Nei confronti del governo palestinese, il Movimento per il Jihād Islamico in Palestina ha una posizione ambivalente: mentre rifiuta l’Autorità Nazionale Palestinese e il Consiglio Legislativo Palestinese, in quanto frutto degli Accordi di Oslo del 1993 e punti di partenza del dialogo con Israele, in qualche modo riconosce il ruolo dell’OLP e del Presidente Maḥmud ‘Abbās come guida del processo partecipativo politico-istituzionale. In ogni caso, in quest’ultimo anno il movimento jihādista ha compiuto notevoli passi in avanti rispetto alla ricerca di unità delle forze di liberazione palestinesi e rispetto al riconoscimento degli altri movimenti islamisti operanti nella regione, pur nella considerazione delle rispettive peculiarità: l’incontro di Dōḥa ne è chiara testimonianza.

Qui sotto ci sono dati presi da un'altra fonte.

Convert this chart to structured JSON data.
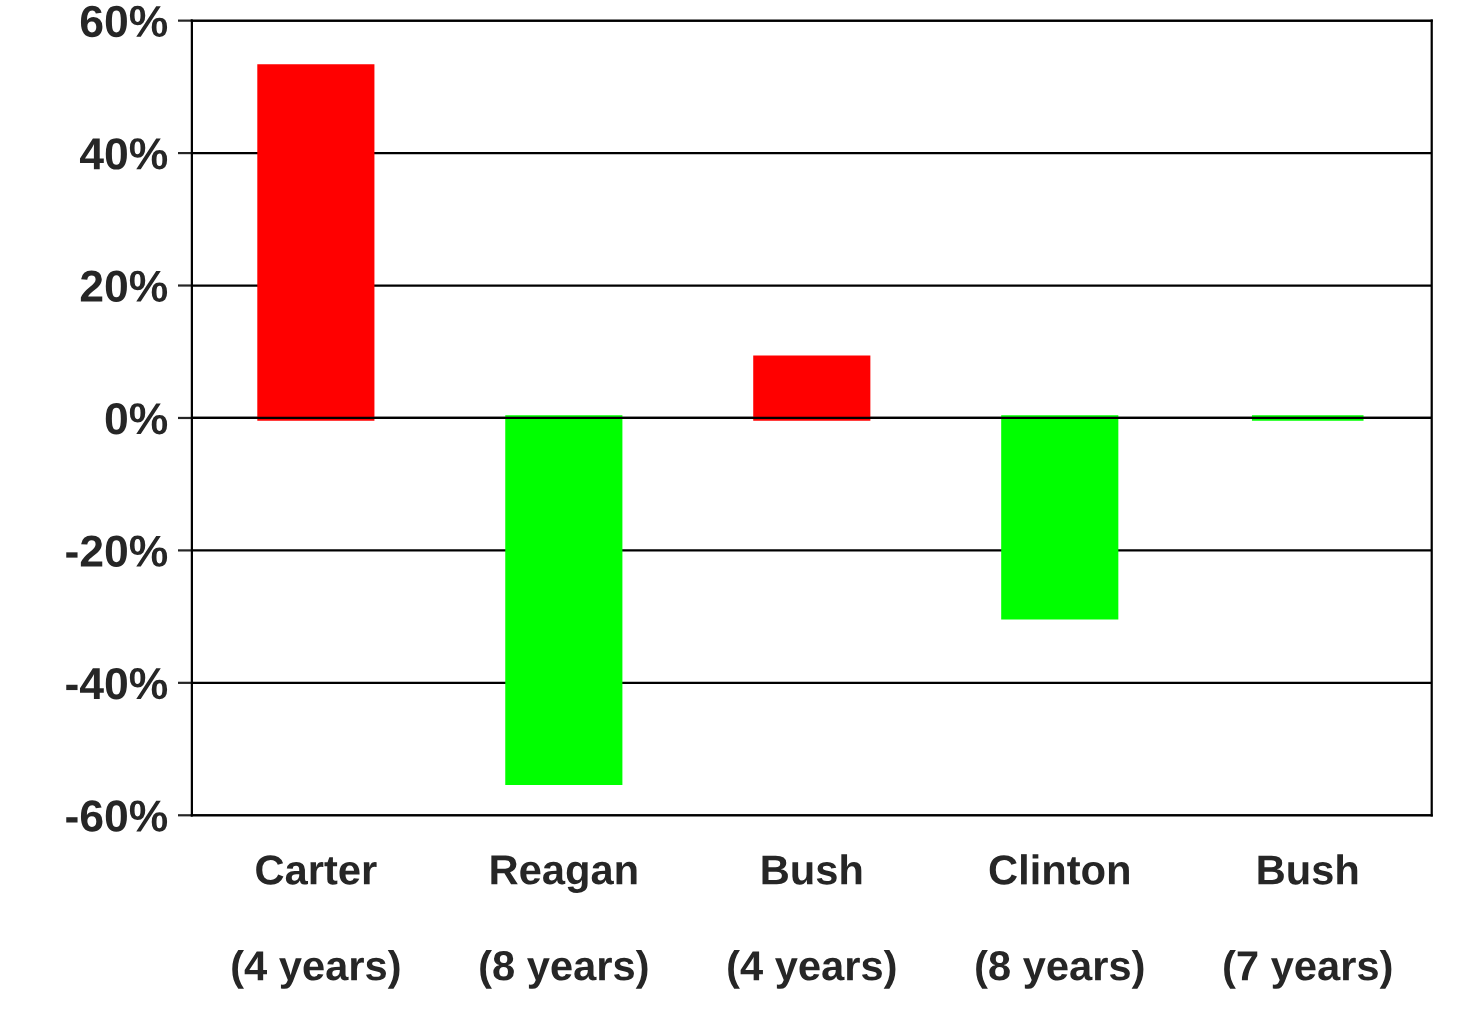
{
  "chart_data": {
    "type": "bar",
    "categories": [
      "Carter\n\n(4 years)",
      "Reagan\n\n(8 years)",
      "Bush\n\n(4 years)",
      "Clinton\n\n(8 years)",
      "Bush\n\n(7 years)"
    ],
    "values": [
      53,
      -55,
      9,
      -30,
      0
    ],
    "colors": [
      "#ff0000",
      "#00ff00",
      "#ff0000",
      "#00ff00",
      "#00ff00"
    ],
    "ylim": [
      -60,
      60
    ],
    "yticks": [
      {
        "value": -60,
        "label": "-60%"
      },
      {
        "value": -40,
        "label": "-40%"
      },
      {
        "value": -20,
        "label": "-20%"
      },
      {
        "value": 0,
        "label": "0%"
      },
      {
        "value": 20,
        "label": "20%"
      },
      {
        "value": 40,
        "label": "40%"
      },
      {
        "value": 60,
        "label": "60%"
      }
    ],
    "grid": "y"
  }
}
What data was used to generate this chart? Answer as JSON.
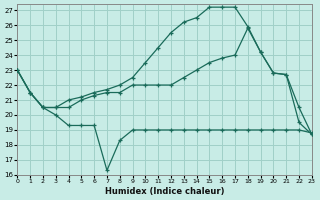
{
  "xlabel": "Humidex (Indice chaleur)",
  "background_color": "#c8ece6",
  "grid_color": "#a0d0c8",
  "line_color": "#1a6b5a",
  "xlim": [
    0,
    23
  ],
  "ylim": [
    16,
    27.4
  ],
  "xticks": [
    0,
    1,
    2,
    3,
    4,
    5,
    6,
    7,
    8,
    9,
    10,
    11,
    12,
    13,
    14,
    15,
    16,
    17,
    18,
    19,
    20,
    21,
    22,
    23
  ],
  "yticks": [
    16,
    17,
    18,
    19,
    20,
    21,
    22,
    23,
    24,
    25,
    26,
    27
  ],
  "line1_x": [
    0,
    1,
    2,
    3,
    4,
    5,
    6,
    7,
    8,
    9,
    10,
    11,
    12,
    13,
    14,
    15,
    16,
    17,
    18,
    19,
    20,
    21,
    22,
    23
  ],
  "line1_y": [
    23,
    21.5,
    20.5,
    20.0,
    19.3,
    19.3,
    19.3,
    16.3,
    18.3,
    19.0,
    19.0,
    19.0,
    19.0,
    19.0,
    19.0,
    19.0,
    19.0,
    19.0,
    19.0,
    19.0,
    19.0,
    19.0,
    19.0,
    18.8
  ],
  "line2_x": [
    0,
    1,
    2,
    3,
    4,
    5,
    6,
    7,
    8,
    9,
    10,
    11,
    12,
    13,
    14,
    15,
    16,
    17,
    18,
    19,
    20,
    21,
    22,
    23
  ],
  "line2_y": [
    23,
    21.5,
    20.5,
    20.5,
    20.5,
    21.0,
    21.3,
    21.5,
    21.5,
    22.0,
    22.0,
    22.0,
    22.0,
    22.5,
    23.0,
    23.5,
    23.8,
    24.0,
    25.8,
    24.2,
    22.8,
    22.7,
    19.5,
    18.7
  ],
  "line3_x": [
    0,
    1,
    2,
    3,
    4,
    5,
    6,
    7,
    8,
    9,
    10,
    11,
    12,
    13,
    14,
    15,
    16,
    17,
    18,
    19,
    20,
    21,
    22,
    23
  ],
  "line3_y": [
    23,
    21.5,
    20.5,
    20.5,
    21.0,
    21.2,
    21.5,
    21.7,
    22.0,
    22.5,
    23.5,
    24.5,
    25.5,
    26.2,
    26.5,
    27.2,
    27.2,
    27.2,
    25.9,
    24.2,
    22.8,
    22.7,
    20.5,
    18.7
  ]
}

Per di più a Dōḥa, ora residenza abituale di Khālid Masha’l, un altro incontro ha segnato in modo discreto le cronache di queste settimane: quello tra Ramaḍān Shallāḥ e il giovane Emiro del Qatar, alla presenza di ʿAzmī Bišāra, l’esponente cristiano palestinese con cittadinanza israeliana attualmente insediato nel Paese del Golfo. Quest’ultimo sarebbe incaricato dalle autorità emirali di immaginare e lanciare un moderno network internazionale della comunicazione, da affiancare ad Al Jazeera e cui affidare il compito di promuovere la prospettiva strategica del Sovrano nel nuovo panorama medio-orientale e internazionale in generale.

Insomma, il Qatar innovativo dell’Emiro Tamīm ath-Thānī, dopo il ruolo propulsivo svolto dal padre Ḥamad bin Khalīfa nella riforma politica araba, potrebbe oggi svolgere il ruolo di ponte tra i più incisivi protagonisti dell’Islam politico, raccordando esigenze geo-politiche con la straordinaria vitalità dei movimenti sociali e di resistenza che promana dal profondo delle società mediorientali. Ospitando gli esponenti di due tra i maggiori movimenti di liberazione palestinesi e proprio ponendo al centro del mondo islamico la questione palestinese, il Qatar si smarca dal paradigma saudita e si pone nuovamente al centro dell’innovazione, anche diplomatica, sperimentando vie inesplorate di riavvicinamento religioso tra le poliedriche confessioni dell’Islam.

L’impresa non è facile. Ma spesso i grandi progetti hanno bisogno del tempo durevole della Storia. Forse quel tempo è arrivato!